Medicine is one of the highest achievements of the human species and graphene is about to play its part in the most recent and exciting developments in the discipline; that is in the emerging domain of nanomedicine. Concerns for health and well-being have inspired some of the boldest innovations in history and nanomedicine continues in the great tradition of these pioneering advances. Born of interdisciplinary work in the fields of bioengineering, physics, chemistry and medicine, nanomedicine is increasingly looking to the material properties of graphene to assist in some of its most interesting projects. With ever increasing, and deepening, knowledge of the human body and of the way in which it interacts with the external world scientists are increasingly confident about the ways in which nanotechnology can be used to monitor, repair and control human biological systems at the molecular level. The latest fruit of this investment in graphene is the finding of a group of researchers at the Koch Institute for Integrative Cancer Research at MIT who have identified Graphene Oxide as a suitable agent in new methods of drug administration.
Graphene oxide (GO) is a two-dimensional charged nanomaterial that has been shown to create barrier layers in multilayer thin films, trapping molecules of interest for controlled release. Graphene oxide’s chemical properties make it an ideal surface for the controlled sequential release of pharmaceutical macromolecules, thereby offering a unique and simple way to provide complex localized dosing in vivo. The research team involved in the development of this work suggest,
“We show that it is possible to take advantage of the structure of certain nanomaterials to control release regimes from a scale of hours to months.The ability to control the timing and order of release of different therapeutic drugs will play a pivotal role in improving patient care and simplifying treatment regimes in the clinic. Protein-loaded polyelectrolyte multilayer films were fabricated using layer-by-layer assembly incorporating a hydrolytically degradable cationic poly(β-amino ester) (Poly1) with a model protein antigen, ovalbumin (ova), in a bilayer architecture along with positively and negatively functionalized GO capping layers for the degradable protein films. Ova release without the GO layers takes place in less than 1 h but can be tuned to release from 30 to 90 days by varying the number of bilayers of functionalized GO in the multilayer architecture. We demonstrate that proteins can be released in sequence with multi-day gaps between the release of each species by incorporating GO layers between protein loaded layers. In vitro toxicity assays of the individual materials on proliferating hematopoietic stem cells (HSCs) indicated limited cytotoxic effects with HSCs able to survive for the full 10 days of normal culture in the presence of Poly1 and the GO sheets. This approach provides a new route for storage of therapeutics in a solid-state thin film for subsequent delivery in a time-controlled and sequential fashion.”

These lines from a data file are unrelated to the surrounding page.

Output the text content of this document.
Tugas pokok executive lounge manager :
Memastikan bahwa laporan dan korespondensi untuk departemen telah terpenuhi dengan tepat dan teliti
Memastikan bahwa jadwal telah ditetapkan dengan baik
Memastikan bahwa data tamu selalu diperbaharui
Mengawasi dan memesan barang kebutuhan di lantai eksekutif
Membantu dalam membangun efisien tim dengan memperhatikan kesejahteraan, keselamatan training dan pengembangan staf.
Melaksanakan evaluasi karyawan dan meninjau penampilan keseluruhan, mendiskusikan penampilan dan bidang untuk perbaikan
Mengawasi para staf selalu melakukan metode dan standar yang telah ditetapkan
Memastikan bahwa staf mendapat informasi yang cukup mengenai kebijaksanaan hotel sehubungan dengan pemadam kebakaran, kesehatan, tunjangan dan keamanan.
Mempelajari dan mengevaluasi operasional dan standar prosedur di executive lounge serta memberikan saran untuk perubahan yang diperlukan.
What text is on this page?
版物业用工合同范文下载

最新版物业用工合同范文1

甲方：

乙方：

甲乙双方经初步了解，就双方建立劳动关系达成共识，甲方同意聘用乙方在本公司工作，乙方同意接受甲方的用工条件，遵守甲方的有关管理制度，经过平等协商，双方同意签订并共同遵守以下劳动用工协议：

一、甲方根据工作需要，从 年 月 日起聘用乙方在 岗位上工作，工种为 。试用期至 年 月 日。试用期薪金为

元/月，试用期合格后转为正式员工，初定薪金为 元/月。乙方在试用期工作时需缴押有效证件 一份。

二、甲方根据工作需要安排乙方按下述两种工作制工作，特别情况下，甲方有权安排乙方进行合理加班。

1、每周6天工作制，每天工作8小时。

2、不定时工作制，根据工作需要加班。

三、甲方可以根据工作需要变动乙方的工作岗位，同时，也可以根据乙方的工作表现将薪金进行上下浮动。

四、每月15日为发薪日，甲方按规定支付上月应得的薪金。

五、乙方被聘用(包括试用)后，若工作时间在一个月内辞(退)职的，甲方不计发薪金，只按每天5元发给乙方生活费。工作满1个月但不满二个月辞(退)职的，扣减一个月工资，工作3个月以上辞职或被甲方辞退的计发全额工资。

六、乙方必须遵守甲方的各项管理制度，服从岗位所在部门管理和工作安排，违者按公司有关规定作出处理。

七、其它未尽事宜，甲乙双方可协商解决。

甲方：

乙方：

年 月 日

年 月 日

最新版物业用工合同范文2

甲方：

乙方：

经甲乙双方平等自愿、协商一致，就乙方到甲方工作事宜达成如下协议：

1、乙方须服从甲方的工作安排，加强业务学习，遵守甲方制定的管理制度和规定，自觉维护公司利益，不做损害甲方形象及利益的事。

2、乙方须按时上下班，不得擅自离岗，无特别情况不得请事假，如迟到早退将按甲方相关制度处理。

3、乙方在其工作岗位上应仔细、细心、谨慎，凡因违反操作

Medical uses of graphene are being developed on a daily basis and soon we could find the material being used in any number of ways, however, a note of caution must be struck. Although there are as yet no indications for concern regarding the toxicity of graphene it should be remembered that it is a new material with exceptional properties and ingestion of large amounts may have as yet undiscovered adverse effects. Professor Andrew Maynard, director of the Risk Science Centre at the University of Michigan School of Public Health has this to say about graphene’s potential dangers.
“For a material to present new health risks it must be able to get into the body, and once there cause harm in unanticipated ways. It is hard to imagine how graphene in its pure form could be ingested or inhaled in significant quantities, given the size of the sheets being used and the circumstances under which they are utilised. However, if somehow it could get into the body, its unusual properties may cause harm in ways that are currently hard to predict. On the other hand, it may be relatively benign – it’s hard to tell without the relevant research.”

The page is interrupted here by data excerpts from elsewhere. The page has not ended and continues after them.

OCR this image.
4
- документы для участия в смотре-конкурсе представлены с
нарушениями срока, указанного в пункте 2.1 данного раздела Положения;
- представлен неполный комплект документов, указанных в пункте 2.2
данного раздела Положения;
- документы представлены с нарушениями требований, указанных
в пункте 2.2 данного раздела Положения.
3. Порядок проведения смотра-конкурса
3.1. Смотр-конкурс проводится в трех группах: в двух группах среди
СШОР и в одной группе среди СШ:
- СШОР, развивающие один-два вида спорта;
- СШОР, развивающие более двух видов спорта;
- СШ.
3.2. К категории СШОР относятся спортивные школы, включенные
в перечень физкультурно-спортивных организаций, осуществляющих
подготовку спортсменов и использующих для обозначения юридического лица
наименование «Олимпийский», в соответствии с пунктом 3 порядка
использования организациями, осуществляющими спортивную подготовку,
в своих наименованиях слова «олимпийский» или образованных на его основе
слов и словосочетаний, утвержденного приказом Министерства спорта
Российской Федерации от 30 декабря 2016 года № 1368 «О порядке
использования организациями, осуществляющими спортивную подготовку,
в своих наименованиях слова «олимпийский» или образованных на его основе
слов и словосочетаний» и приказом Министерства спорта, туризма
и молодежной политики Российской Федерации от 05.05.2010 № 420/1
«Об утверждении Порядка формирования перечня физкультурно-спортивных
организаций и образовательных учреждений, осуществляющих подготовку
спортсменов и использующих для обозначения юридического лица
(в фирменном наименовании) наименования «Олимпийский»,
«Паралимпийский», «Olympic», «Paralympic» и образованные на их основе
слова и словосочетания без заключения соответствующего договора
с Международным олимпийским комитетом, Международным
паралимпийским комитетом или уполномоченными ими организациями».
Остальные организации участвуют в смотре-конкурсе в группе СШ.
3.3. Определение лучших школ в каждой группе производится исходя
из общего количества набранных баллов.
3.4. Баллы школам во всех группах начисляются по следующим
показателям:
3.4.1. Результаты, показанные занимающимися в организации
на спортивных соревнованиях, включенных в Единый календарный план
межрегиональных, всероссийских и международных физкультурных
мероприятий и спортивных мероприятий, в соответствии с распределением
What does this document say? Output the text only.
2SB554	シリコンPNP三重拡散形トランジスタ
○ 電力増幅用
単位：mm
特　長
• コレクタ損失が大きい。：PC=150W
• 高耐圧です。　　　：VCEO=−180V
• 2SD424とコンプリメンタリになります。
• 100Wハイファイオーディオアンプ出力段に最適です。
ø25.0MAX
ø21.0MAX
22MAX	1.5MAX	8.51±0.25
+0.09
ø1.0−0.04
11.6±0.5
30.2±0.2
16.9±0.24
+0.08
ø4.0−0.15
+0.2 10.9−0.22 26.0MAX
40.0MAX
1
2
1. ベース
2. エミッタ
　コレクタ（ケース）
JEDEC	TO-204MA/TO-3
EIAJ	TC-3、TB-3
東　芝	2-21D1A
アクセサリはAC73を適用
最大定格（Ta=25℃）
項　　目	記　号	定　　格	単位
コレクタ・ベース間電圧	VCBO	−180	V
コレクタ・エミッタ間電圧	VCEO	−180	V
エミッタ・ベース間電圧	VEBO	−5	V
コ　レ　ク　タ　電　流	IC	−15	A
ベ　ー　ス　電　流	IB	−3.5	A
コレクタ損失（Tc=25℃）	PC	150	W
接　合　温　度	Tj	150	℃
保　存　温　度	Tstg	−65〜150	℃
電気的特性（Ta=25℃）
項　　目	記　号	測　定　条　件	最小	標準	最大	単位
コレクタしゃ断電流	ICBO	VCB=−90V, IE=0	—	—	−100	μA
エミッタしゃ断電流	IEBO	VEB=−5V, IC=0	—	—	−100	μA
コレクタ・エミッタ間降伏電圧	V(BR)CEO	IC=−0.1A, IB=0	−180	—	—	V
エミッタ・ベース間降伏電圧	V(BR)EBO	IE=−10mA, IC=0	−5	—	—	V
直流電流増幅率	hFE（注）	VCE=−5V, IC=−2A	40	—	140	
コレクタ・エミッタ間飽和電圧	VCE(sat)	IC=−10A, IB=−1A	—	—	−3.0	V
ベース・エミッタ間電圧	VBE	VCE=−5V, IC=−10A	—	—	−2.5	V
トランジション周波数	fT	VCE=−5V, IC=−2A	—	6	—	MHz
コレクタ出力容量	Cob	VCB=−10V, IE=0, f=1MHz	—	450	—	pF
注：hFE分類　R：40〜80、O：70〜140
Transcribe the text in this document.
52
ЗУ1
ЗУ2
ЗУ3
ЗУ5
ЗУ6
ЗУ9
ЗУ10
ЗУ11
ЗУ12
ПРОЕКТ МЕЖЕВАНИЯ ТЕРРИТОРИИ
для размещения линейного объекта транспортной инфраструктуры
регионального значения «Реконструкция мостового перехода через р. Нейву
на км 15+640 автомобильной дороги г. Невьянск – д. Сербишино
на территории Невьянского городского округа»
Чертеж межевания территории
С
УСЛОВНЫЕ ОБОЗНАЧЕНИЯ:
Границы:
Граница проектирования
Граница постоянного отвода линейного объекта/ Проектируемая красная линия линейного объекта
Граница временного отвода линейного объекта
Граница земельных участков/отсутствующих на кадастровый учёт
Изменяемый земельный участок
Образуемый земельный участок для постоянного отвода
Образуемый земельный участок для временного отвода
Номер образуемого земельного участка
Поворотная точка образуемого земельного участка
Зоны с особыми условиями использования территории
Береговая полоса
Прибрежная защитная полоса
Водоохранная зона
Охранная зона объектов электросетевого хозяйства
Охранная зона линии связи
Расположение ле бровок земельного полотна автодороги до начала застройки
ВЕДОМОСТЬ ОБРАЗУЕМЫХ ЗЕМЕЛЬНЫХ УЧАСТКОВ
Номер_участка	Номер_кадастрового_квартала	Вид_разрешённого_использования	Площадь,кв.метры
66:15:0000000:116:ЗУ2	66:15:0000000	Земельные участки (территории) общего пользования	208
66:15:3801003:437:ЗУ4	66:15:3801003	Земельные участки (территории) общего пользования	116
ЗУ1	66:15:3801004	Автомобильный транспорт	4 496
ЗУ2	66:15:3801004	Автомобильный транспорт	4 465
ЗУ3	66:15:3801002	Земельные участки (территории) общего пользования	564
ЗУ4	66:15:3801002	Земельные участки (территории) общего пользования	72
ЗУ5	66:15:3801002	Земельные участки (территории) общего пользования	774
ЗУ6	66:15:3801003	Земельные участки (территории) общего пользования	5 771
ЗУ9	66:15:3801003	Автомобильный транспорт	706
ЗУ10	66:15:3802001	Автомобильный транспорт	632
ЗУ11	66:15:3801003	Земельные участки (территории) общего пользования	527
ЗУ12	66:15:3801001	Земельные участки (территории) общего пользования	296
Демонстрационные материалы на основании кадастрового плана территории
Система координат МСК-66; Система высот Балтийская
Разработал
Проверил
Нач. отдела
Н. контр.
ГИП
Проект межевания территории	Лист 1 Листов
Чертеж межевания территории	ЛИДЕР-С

Clearly more research is required and any product development will have to allow for the stringent testing protocols of the global health community, however, an investment in companies researching graphene’s potential as a nanomedicine could well net the kind of profits that ethical investors crave. As with every new medicine brought to market the possibility of failing at the trial stage is high, however the rewards may just be worth the risk.